Jepang selalu berhati-hati terhadap masuknya orang asing. Namun, karena populasi lansia di Jepang semakin banyak, pemerintah melonggarkan undang-undang imigrasi sebagai upaya untuk meningkatkan jumlah tenaga kerja. Sebagian warga Jepang merasa frustrasi dengan masuknya orang asing dan menyalahkan mereka atas meningkatnya kejahatan dan inflasi.

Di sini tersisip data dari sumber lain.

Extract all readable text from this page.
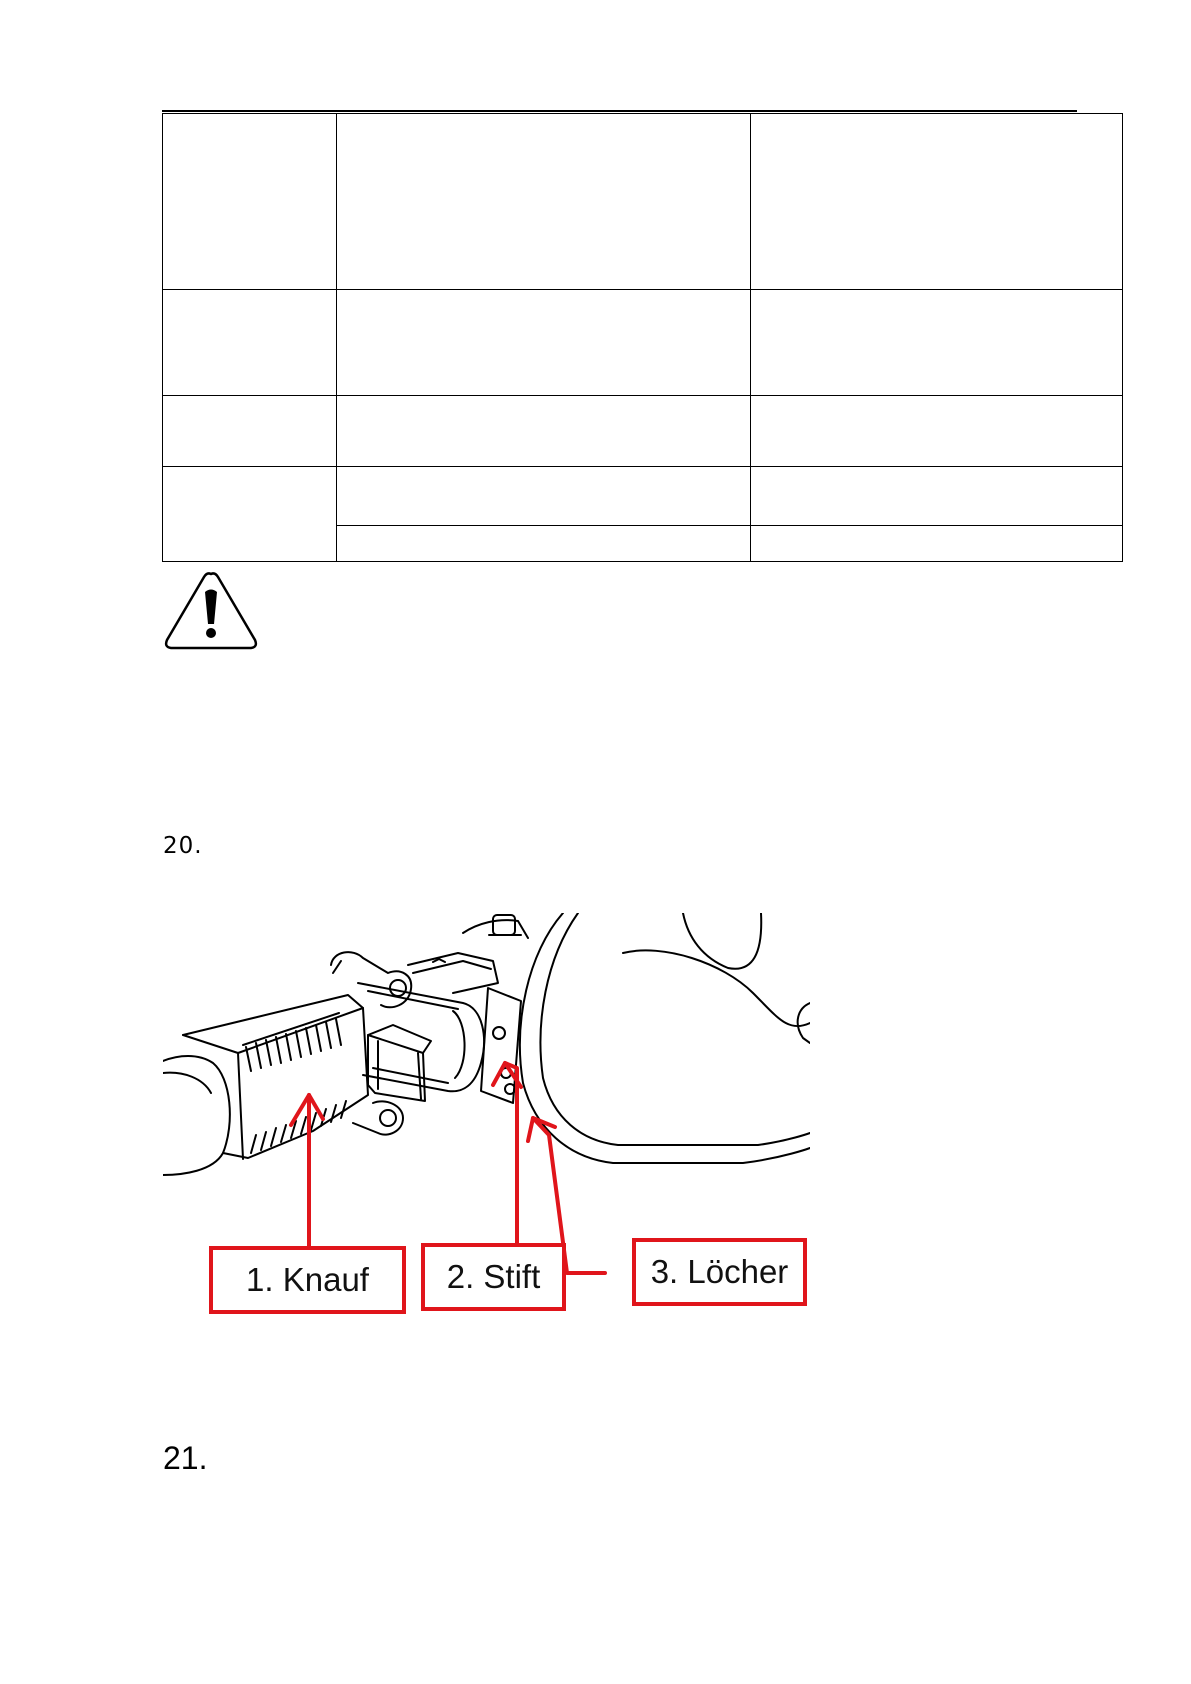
20.
1. Knauf	2. Stift	3. Löcher
21.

Kurang dari seminggu sebelum pemilu, pihak berwenang membentuk komite baru untuk meredakan kekhawatiran warga, berjanji untuk membentuk "masyarakat yang hidup berdampingan secara tertib dan harmonis dengan warga negara asing."
Namun, tampaknya hal itu sudah terlambat. Kebangkitan Sanseito mungkin menandakan titik balik dalam lanskap politik Jepang. Selama bertahun-tahun, orang-orang mengatakan Jepang tidak memiliki sayap kanan populis. Namun, hasil pemilu telah membuktikan bahwa ada kemungkinan hal ini terjadi di Jepang, dan kemungkinan besar akan terus berlanjut.
Partai-partai populis "sangat sulit" untuk memantapkan kehadiran mereka dalam politik Jepang karena pemilih yang "tidak menentu." Jika mereka melihat bahwa partai yang mereka dukung tidak memenuhi harapan mereka, mereka akan kembali ke pilihan yang sudah ada atau beralih ke alternatif yang lebih baru.